Jobless and Undocumented Immigrants

FullSizeRender (3)To the mass imagery, the concept of law is good. Unfortunately for y’all information, to be lawful has nothing to do with being ethical, it is not a synonym with moral; so if you are following the law, you are not necessarily acting under any principles or values. In the other hand, if you break the law, you are not automatically a criminal.

Being a United States citizen, which once emigrated from the Dominican Republic and have had to deny work opportunities to undocumented fellas, is where weird circumstances had led me; in order to comply with my workplace policies, which are ultimate the states policies. It is not easy for me to be an obstacle to a hardworking human being with angst of a better future for themselves and their families, an obstacle that is at the end, a merely representation of a whole system of ironic precepts. Working at a staffing agency, specialized in recruiting light industrial personnel (for factories) —the default job for unskilled immigrants in general—, has challenged every day, my emotional stability. I have come to see many of my fellow Latin Americans, get through all kinds of struggles: from not being able to fill out a job application due to the fact it’s in English and they are not even close of grasping a bit of the language, to not even being literate in their mother languages, most of the time Spanish. Then you give meditation to the fact that risking their life in smuggling through the border, was just going to be the first of the hardships many of these people would bear.

Complying with policies and laws should not make anybody feel lousy, since enforcing the later, should be a good thing for our society. Then I retrospect into our history and realize the amount of mistakes we have already committed. What makes us thing that now, the current migratory policies are the right ones? What makes us thing we have arrived to the pinnacle of ideal society procedures? The peak of equality it is nowhere to be close, indeed.

Not so long ago, it was legitimate to snatch the land of the Native Americans, to own another person as a slave, to hunt woman as witch and to operate under institutionalized racism. Now we look as such happenings as something to be ashamed of, not suitable for a democratic society as ours. We understand that since we have surpassed all those dark chapters of our historic process, ought to feel pride ‘cause we have advanced plenty. Haven’t we?
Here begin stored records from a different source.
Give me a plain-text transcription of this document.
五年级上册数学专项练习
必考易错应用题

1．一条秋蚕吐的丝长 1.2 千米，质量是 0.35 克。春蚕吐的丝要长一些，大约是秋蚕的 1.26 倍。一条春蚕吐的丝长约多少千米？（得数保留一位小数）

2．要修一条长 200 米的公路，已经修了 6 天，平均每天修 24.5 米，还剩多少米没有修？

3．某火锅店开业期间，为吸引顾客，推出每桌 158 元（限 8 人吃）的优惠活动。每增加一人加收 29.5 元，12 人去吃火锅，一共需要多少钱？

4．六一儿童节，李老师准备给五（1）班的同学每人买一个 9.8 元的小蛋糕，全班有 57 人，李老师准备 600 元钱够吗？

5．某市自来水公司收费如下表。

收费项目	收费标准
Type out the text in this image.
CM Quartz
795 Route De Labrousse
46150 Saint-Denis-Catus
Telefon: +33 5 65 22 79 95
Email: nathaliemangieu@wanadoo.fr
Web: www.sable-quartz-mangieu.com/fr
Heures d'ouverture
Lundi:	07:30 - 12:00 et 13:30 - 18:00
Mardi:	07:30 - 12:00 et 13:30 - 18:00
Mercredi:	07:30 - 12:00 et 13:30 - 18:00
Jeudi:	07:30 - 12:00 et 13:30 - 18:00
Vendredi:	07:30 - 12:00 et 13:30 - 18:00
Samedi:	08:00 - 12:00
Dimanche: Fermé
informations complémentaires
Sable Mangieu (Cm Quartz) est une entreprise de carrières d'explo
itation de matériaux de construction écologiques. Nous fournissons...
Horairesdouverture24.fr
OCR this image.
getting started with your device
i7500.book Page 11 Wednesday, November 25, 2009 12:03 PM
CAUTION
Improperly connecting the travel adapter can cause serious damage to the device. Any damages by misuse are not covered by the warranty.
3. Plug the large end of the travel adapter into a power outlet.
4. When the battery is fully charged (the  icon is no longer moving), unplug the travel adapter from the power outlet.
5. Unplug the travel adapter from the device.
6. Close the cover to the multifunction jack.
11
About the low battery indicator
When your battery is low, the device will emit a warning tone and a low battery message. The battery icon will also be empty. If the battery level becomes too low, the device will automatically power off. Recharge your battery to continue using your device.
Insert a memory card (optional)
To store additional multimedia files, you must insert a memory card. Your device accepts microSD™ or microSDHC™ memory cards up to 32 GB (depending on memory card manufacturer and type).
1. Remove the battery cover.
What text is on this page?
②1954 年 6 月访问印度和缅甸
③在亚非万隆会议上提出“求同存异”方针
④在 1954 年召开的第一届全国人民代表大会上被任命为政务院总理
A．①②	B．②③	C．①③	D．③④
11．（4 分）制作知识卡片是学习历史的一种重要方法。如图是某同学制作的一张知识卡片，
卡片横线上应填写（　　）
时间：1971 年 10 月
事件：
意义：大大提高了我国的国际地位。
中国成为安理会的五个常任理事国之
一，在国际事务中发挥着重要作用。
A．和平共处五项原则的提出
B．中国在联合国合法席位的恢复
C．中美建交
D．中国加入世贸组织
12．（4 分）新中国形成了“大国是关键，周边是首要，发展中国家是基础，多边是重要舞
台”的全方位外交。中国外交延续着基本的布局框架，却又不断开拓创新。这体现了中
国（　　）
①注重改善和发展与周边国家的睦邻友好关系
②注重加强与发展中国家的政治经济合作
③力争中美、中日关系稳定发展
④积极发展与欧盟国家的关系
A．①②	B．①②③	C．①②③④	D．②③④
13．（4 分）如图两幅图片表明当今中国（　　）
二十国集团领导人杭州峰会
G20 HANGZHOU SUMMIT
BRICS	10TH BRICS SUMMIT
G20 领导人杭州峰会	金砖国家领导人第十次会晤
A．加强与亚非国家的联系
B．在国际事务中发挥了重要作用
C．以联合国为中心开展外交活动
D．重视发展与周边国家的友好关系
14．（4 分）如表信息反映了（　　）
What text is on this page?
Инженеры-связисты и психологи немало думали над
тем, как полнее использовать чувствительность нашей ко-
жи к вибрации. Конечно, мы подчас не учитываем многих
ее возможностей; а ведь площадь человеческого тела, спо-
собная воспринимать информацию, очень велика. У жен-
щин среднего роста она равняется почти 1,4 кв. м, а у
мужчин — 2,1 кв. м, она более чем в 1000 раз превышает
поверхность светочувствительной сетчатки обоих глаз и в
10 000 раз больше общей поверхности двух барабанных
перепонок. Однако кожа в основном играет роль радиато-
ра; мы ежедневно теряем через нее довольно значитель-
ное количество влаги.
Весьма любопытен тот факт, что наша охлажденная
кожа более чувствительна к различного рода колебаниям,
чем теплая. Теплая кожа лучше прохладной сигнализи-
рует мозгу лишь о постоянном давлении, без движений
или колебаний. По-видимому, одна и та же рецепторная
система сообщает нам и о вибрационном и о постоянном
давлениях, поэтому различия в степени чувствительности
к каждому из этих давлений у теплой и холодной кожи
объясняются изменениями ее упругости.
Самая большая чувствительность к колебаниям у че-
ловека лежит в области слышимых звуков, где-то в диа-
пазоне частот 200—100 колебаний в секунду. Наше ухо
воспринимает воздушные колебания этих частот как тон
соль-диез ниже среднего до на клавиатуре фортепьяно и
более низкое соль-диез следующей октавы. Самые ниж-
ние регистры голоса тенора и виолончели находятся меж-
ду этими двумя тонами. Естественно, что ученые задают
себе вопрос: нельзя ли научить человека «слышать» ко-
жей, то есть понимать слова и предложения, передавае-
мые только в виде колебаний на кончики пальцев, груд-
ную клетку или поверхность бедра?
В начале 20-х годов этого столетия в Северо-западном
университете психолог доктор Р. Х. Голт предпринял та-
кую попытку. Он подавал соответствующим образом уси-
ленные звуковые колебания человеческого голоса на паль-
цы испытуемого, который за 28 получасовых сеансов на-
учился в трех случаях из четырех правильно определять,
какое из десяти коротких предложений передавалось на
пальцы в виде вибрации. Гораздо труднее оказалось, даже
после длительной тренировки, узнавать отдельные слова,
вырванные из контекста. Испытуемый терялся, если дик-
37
There is a current exodus of people from West Africa, North Africa and Middle East, which pretend to scape hunger, war, economical backwardness and ultimately, death. Eritrea, Syria, Afghanistan and many others are seeing their families smuggle out to the dream land of Europe, which put us in a globalized perspective of how not only the platitude of Mexicans-crossing-the-borders is exclusive to a single population. People under many circumstances has seen themselves having to leave behind their homeland out of necessity. Isn’t the United States of America build out of European immigrants, because as far as I am concerned the true Americans —and I am deliberately using this term wrong, because Americans are every single one in the western continent— are now confined to reservoirs.

When is it “legal” to close a border to a needy soul, when is it that we have to assume a supremacist posture (out of ignorance or indifference), when is it right to deny the opportunity of employment to somebody that their only crime is to have risked their life, in order to cross a border of stagnancy towards improvement. Should the political country divisions be actually tangible?